The behavior Scenario 1 seems expected. Without the depends-on, kpt doesn't know the LoggingLogSink depends on the PubSubTopic, and the LoggingLogSink won't become reconciled until after the PubSubTopic is applied and reconciled. So kpt applies the Project and LoggingLogSink and waits forever for the LoggingLogSink to reconcile, which it won't, because it hasn't been applied.

You can make it time out with the --reconcile-timeout flag, but by default it waits forever.

The behavior of Scenario 2 seems to imply that Project, PubSubTopic, and LoggingLogSink only wait for their dependencies to exist in KRM and not GCP before being recognized as reconciled.
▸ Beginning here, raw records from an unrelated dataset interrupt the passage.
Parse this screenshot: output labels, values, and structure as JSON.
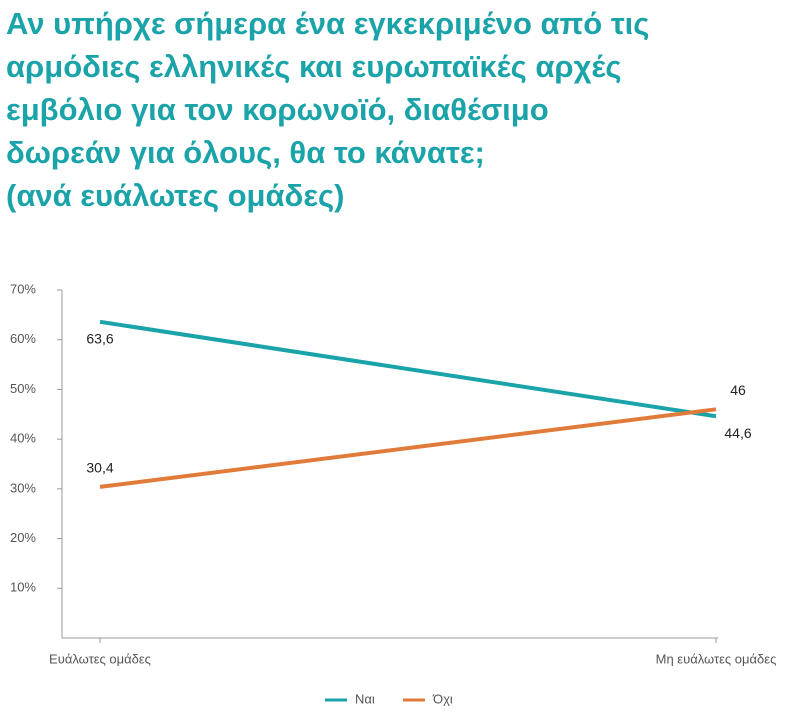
{
  "chart_data": {
    "type": "line",
    "title": [
      "Αν υπήρχε σήμερα ένα εγκεκριμένο από τις",
      "αρμόδιες ελληνικές και ευρωπαϊκές αρχές",
      "εμβόλιο για τον κορωνοϊό, διαθέσιμο",
      "δωρεάν για όλους, θα το κάνατε;",
      "(ανά ευάλωτες ομάδες)"
    ],
    "categories": [
      "Ευάλωτες ομάδες",
      "Μη ευάλωτες ομάδες"
    ],
    "series": [
      {
        "name": "Ναι",
        "color": "#1aa3a8",
        "values": [
          63.6,
          44.6
        ],
        "value_labels": [
          "63,6",
          "44,6"
        ]
      },
      {
        "name": "Όχι",
        "color": "#e07b39",
        "values": [
          30.4,
          46
        ],
        "value_labels": [
          "30,4",
          "46"
        ]
      }
    ],
    "ylim": [
      0,
      70
    ],
    "yticks": [
      {
        "value": 10,
        "label": "10%"
      },
      {
        "value": 20,
        "label": "20%"
      },
      {
        "value": 30,
        "label": "30%"
      },
      {
        "value": 40,
        "label": "40%"
      },
      {
        "value": 50,
        "label": "50%"
      },
      {
        "value": 60,
        "label": "60%"
      },
      {
        "value": 70,
        "label": "70%"
      }
    ],
    "legend": "bottom"
  }
}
But I'll need to try it to know for sure. Or you can paste the object YAML with their full status at the end of the kpt live apply using something like kubectl get -f ./ -o yaml.
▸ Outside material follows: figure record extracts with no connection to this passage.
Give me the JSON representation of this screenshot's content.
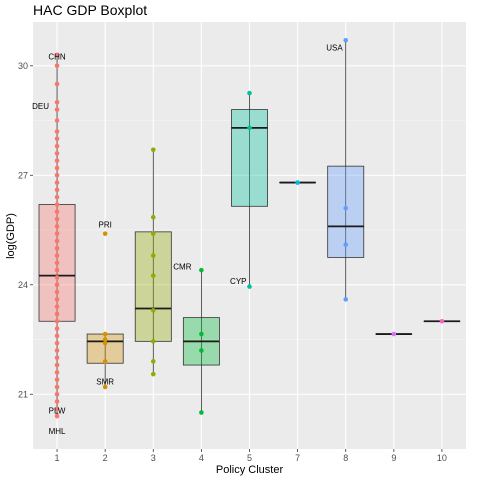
{
  "chart_data": {
    "type": "boxplot",
    "title": "HAC GDP Boxplot",
    "xlabel": "Policy Cluster",
    "ylabel": "log(GDP)",
    "ylim": [
      19.5,
      31.2
    ],
    "yticks": [
      21,
      24,
      27,
      30
    ],
    "grid": true,
    "legend": "none",
    "background": "#ebebeb",
    "categories": [
      "1",
      "2",
      "3",
      "4",
      "5",
      "7",
      "8",
      "9",
      "10"
    ],
    "boxes": [
      {
        "cluster": "1",
        "color": "#f8766d",
        "q1": 23.0,
        "median": 24.25,
        "q3": 26.2,
        "min": 20.4,
        "max": 30.3,
        "points": [
          30.3,
          30.0,
          29.5,
          29.0,
          28.8,
          28.5,
          28.2,
          28.0,
          27.8,
          27.6,
          27.4,
          27.2,
          27.0,
          26.8,
          26.6,
          26.4,
          26.2,
          26.0,
          25.8,
          25.6,
          25.4,
          25.2,
          25.0,
          24.8,
          24.6,
          24.4,
          24.2,
          24.0,
          23.8,
          23.6,
          23.4,
          23.2,
          23.0,
          22.8,
          22.6,
          22.4,
          22.2,
          22.0,
          21.8,
          21.6,
          21.4,
          21.2,
          21.0,
          20.8,
          20.6,
          20.4
        ]
      },
      {
        "cluster": "2",
        "color": "#d39200",
        "q1": 21.85,
        "median": 22.45,
        "q3": 22.65,
        "min": 21.2,
        "max": 22.65,
        "points": [
          25.4,
          22.65,
          22.5,
          22.4,
          21.9,
          21.2
        ]
      },
      {
        "cluster": "3",
        "color": "#93aa00",
        "q1": 22.45,
        "median": 23.35,
        "q3": 25.45,
        "min": 21.55,
        "max": 27.7,
        "points": [
          27.7,
          25.85,
          25.4,
          24.8,
          24.25,
          23.3,
          22.45,
          21.9,
          21.55
        ]
      },
      {
        "cluster": "4",
        "color": "#00ba38",
        "q1": 21.8,
        "median": 22.45,
        "q3": 23.1,
        "min": 20.5,
        "max": 24.4,
        "points": [
          24.4,
          22.65,
          22.2,
          20.5
        ]
      },
      {
        "cluster": "5",
        "color": "#00c19f",
        "q1": 26.15,
        "median": 28.3,
        "q3": 28.8,
        "min": 23.95,
        "max": 29.25,
        "points": [
          29.25,
          28.3,
          23.95
        ]
      },
      {
        "cluster": "7",
        "color": "#00b9e3",
        "q1": 26.8,
        "median": 26.8,
        "q3": 26.8,
        "min": 26.8,
        "max": 26.8,
        "points": [
          26.8
        ]
      },
      {
        "cluster": "8",
        "color": "#619cff",
        "q1": 24.75,
        "median": 25.6,
        "q3": 27.25,
        "min": 23.6,
        "max": 30.7,
        "points": [
          30.7,
          26.1,
          25.1,
          23.6
        ]
      },
      {
        "cluster": "9",
        "color": "#db72fb",
        "q1": 22.65,
        "median": 22.65,
        "q3": 22.65,
        "min": 22.65,
        "max": 22.65,
        "points": [
          22.65
        ]
      },
      {
        "cluster": "10",
        "color": "#ff61c3",
        "q1": 23.0,
        "median": 23.0,
        "q3": 23.0,
        "min": 23.0,
        "max": 23.0,
        "points": [
          23.0
        ]
      }
    ],
    "annotations": [
      {
        "text": "CHN",
        "cluster": "1",
        "y": 30.25
      },
      {
        "text": "DEU",
        "cluster": "1",
        "y": 28.9
      },
      {
        "text": "PLW",
        "cluster": "1",
        "y": 20.55
      },
      {
        "text": "MHL",
        "cluster": "1",
        "y": 20.0
      },
      {
        "text": "PRI",
        "cluster": "2",
        "y": 25.65
      },
      {
        "text": "SMR",
        "cluster": "2",
        "y": 21.35
      },
      {
        "text": "CMR",
        "cluster": "3",
        "y": 24.5
      },
      {
        "text": "CYP",
        "cluster": "5",
        "y": 24.1
      },
      {
        "text": "USA",
        "cluster": "8",
        "y": 30.5
      }
    ]
  }
}
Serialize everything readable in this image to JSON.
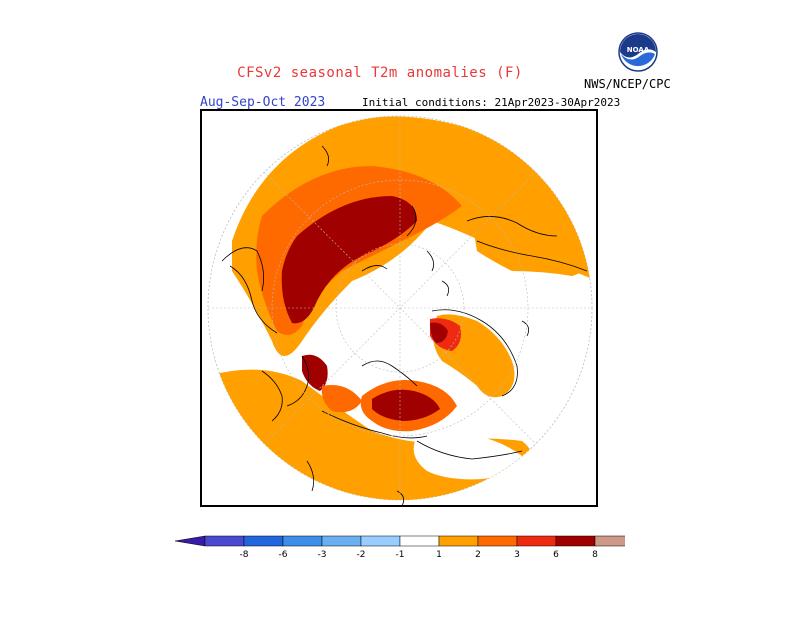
{
  "header": {
    "title": "CFSv2 seasonal T2m anomalies (F)",
    "season": "Aug-Sep-Oct 2023",
    "initial_conditions": "Initial conditions: 21Apr2023-30Apr2023",
    "agency": "NWS/NCEP/CPC",
    "logo_text": "NOAA"
  },
  "colors": {
    "title": "#e8393a",
    "season": "#3344cc",
    "land": "#ffffff",
    "coast": "#000000"
  },
  "legend": {
    "ticks": [
      "-8",
      "-6",
      "-3",
      "-2",
      "-1",
      "1",
      "2",
      "3",
      "6",
      "8"
    ],
    "bins": [
      {
        "color": "#3a1aa8"
      },
      {
        "color": "#4a4ad0"
      },
      {
        "color": "#2266dd"
      },
      {
        "color": "#3c8ee8"
      },
      {
        "color": "#6ab0f0"
      },
      {
        "color": "#99ccff"
      },
      {
        "color": "#ffffff"
      },
      {
        "color": "#ff9f00"
      },
      {
        "color": "#ff6a00"
      },
      {
        "color": "#ee2a10"
      },
      {
        "color": "#a00000"
      },
      {
        "color": "#cc9988"
      },
      {
        "color": "#8a5a4a"
      }
    ]
  }
}
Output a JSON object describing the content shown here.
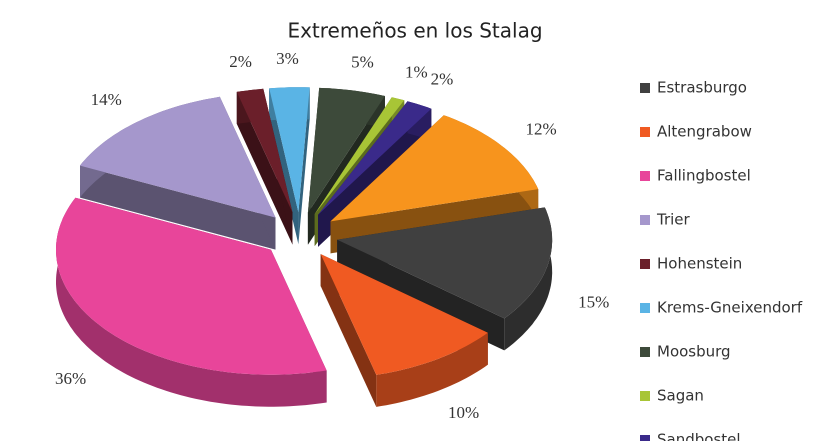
{
  "chart_data": {
    "type": "pie3d",
    "title": "Extremeños en los Stalag",
    "categories": [
      "Estrasburgo",
      "Altengrabow",
      "Fallingbostel",
      "Trier",
      "Hohenstein",
      "Krems-Gneixendorf",
      "Moosburg",
      "Sagan",
      "Sandbostel",
      null
    ],
    "values": [
      15,
      10,
      36,
      14,
      2,
      3,
      5,
      1,
      2,
      12
    ],
    "value_labels": [
      "15%",
      "10%",
      "36%",
      "14%",
      "2%",
      "3%",
      "5%",
      "1%",
      "2%",
      "12%"
    ],
    "colors": [
      "#404040",
      "#f05a22",
      "#e8459a",
      "#a597cc",
      "#6b1f2a",
      "#5ab4e5",
      "#3d4a3a",
      "#a8c536",
      "#3a2a8a",
      "#f7941d"
    ],
    "legend": "right"
  }
}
I'm guessing that kstatus is recognizing KCC dependency errors as not-reconciled, but isn't recognizing whatever the in-progress condition is as not-reconciled. There's a number of "standard" ways kstatus recognizes reconciliation, and KCC may not have implemented them consistently. At least, that's my guess for now. It could also be a bug, but I'd like to rule out occam's razor first.

karlkfi commented 2 years ago

FWIW, if you remove all the depends-on, it should work fine too. It would be similar to Scenario 2, except all in one apply & reconcile phase.
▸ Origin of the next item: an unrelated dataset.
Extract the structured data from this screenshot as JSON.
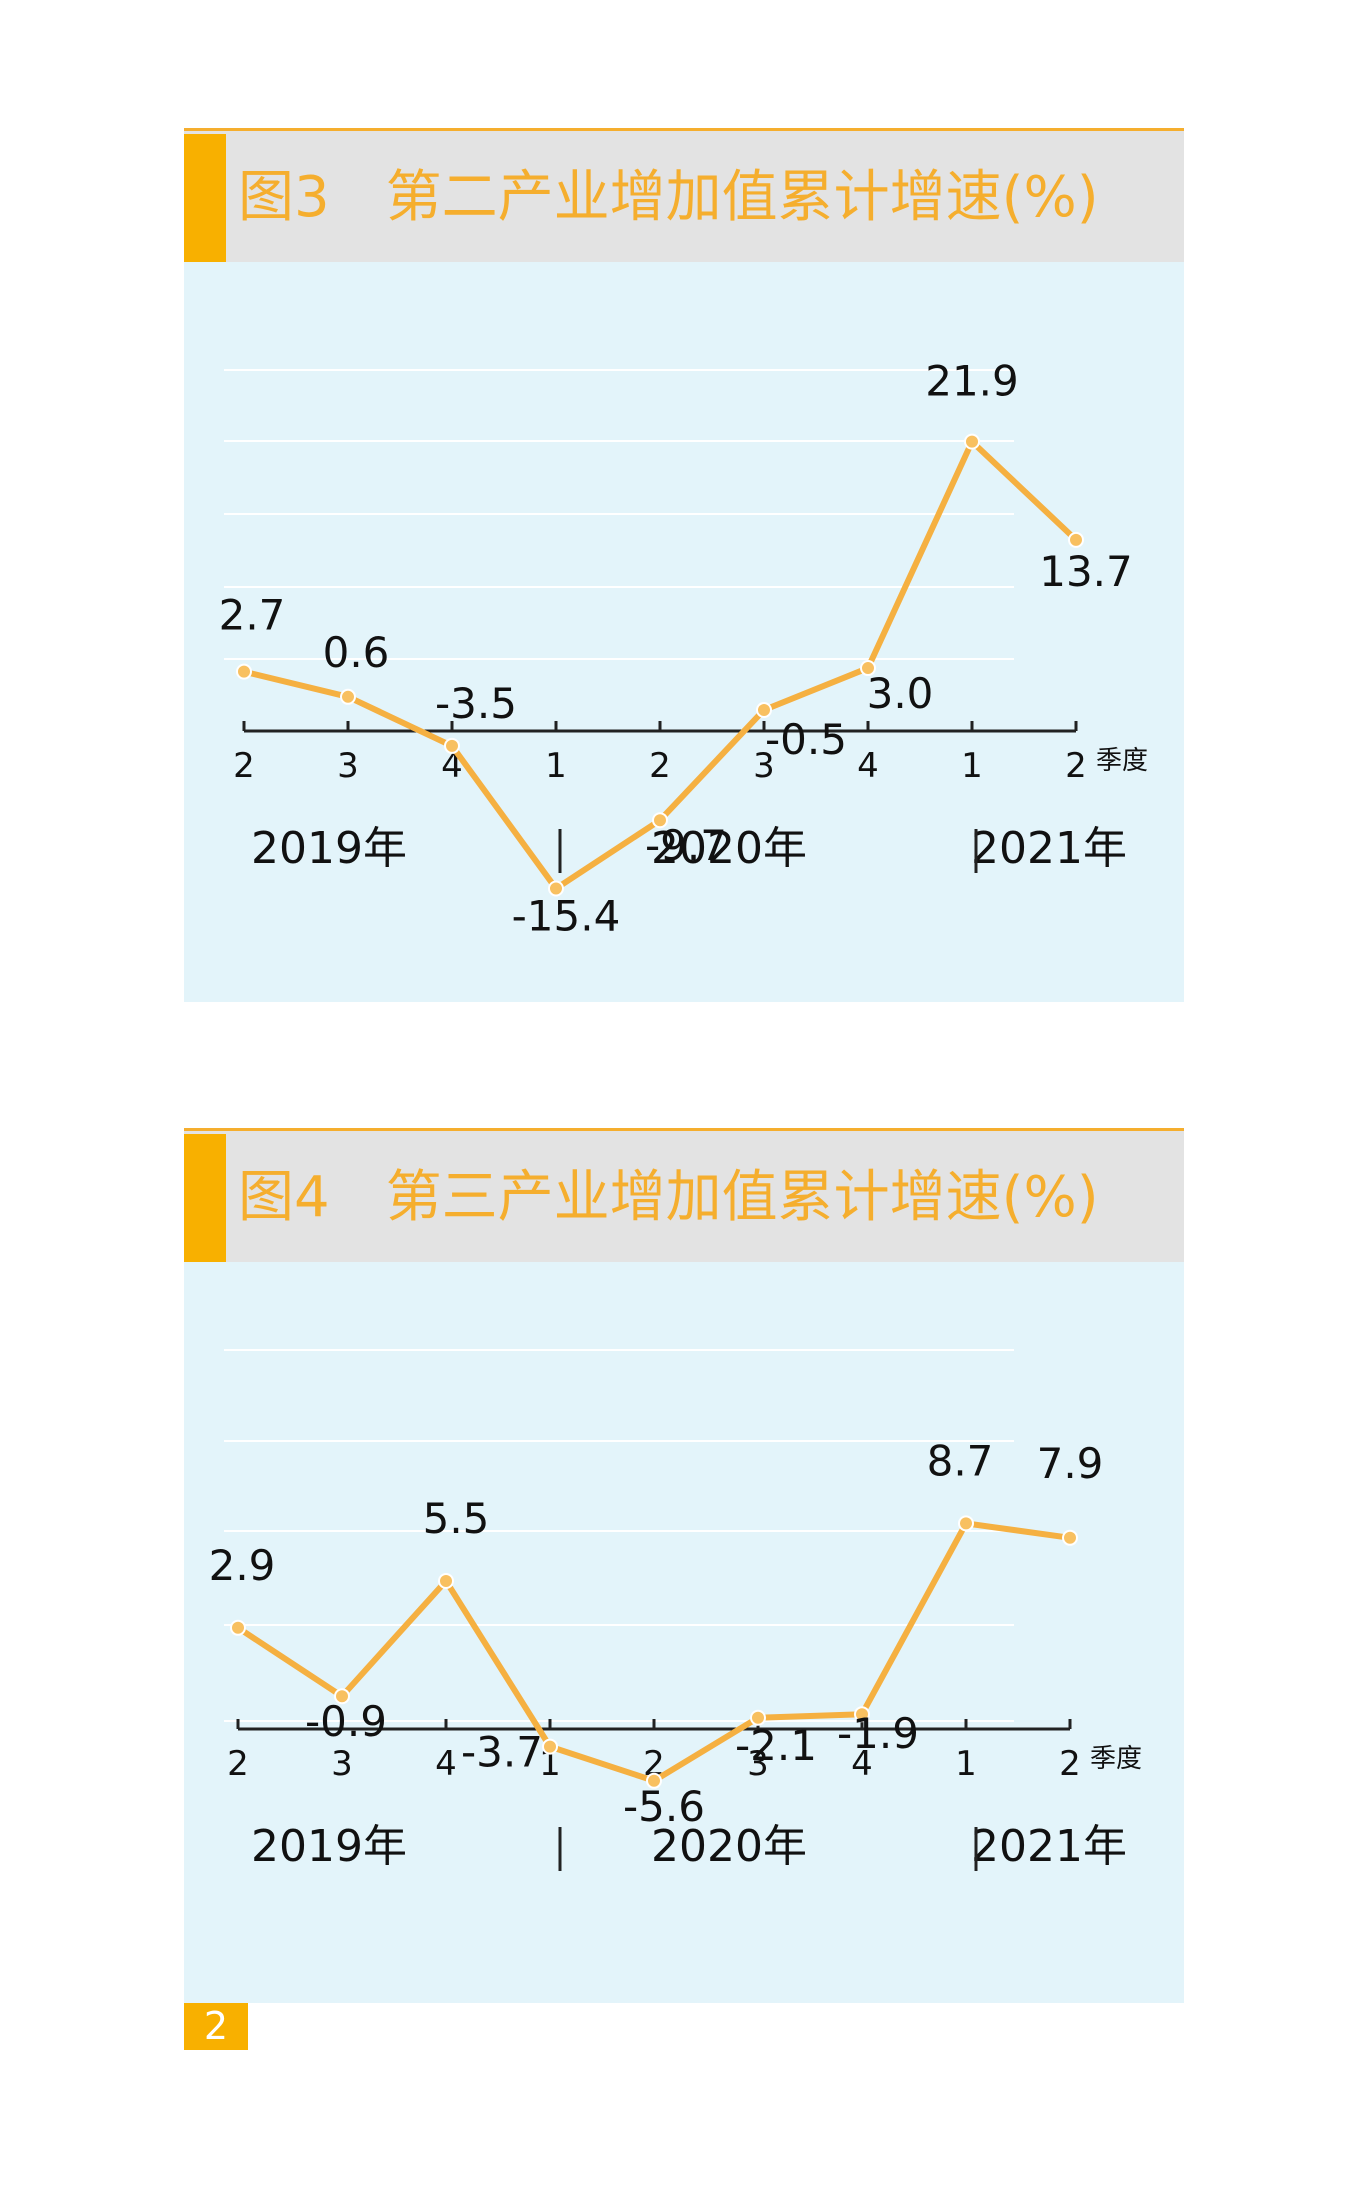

But if the KCC objects are being detected as reconciled when they're not in GCP yet, we should probably fix that, either in KCC or kstatus.

bharathkkb commented 2 years ago

Thank for looking into this @karlkfi!

The behavior Scenario 1 seems expected. Without the depends-on, kpt doesn't know the LoggingLogSink depends on the PubSubTopic, and the LoggingLogSink won't become reconciled until after the PubSubTopic is applied and reconciled. So kpt applies the Project and LoggingLogSink and waits forever for the LoggingLogSink to reconcile, which it won't, because it hasn't been applied.

Wouldn't it be better to proceed to applying PubSubTopic as soon as Project is resolved as LoggingLogSink is not a dependency?

The behavior of Scenario 2 seems to imply that Project, PubSubTopic, and LoggingLogSink only wait for their dependencies to exist in KRM

Right, and whats odd is live status does seem to pick up the UpdateFailed status. I will try to grab some logs tomorrow.

FWIW, if you remove all the depends-on, it should work fine too. It would be similar to Scenario 2, except all in one apply & reconcile phase.

Yeah this is what we currently have but hoping to leverage depends on to reduce some of the log verbosity for automation when we have alot of resources.

karlkfi commented 2 years ago

Wouldn't it be better to proceed to applying PubSubTopic as soon as Project is resolved as LoggingLogSink is not a dependency?

Yes. It’s been on my TODO list to rewrite the task scheduler to use an asynchronous dependency graph, but for now the implication is a graph flattened into phases. So if a reconcile phase doesn’t succeed, it doesn’t continue.

If you put a reconcile timeout on it, it might actually succeed, but the task scheduler doesn’t know that.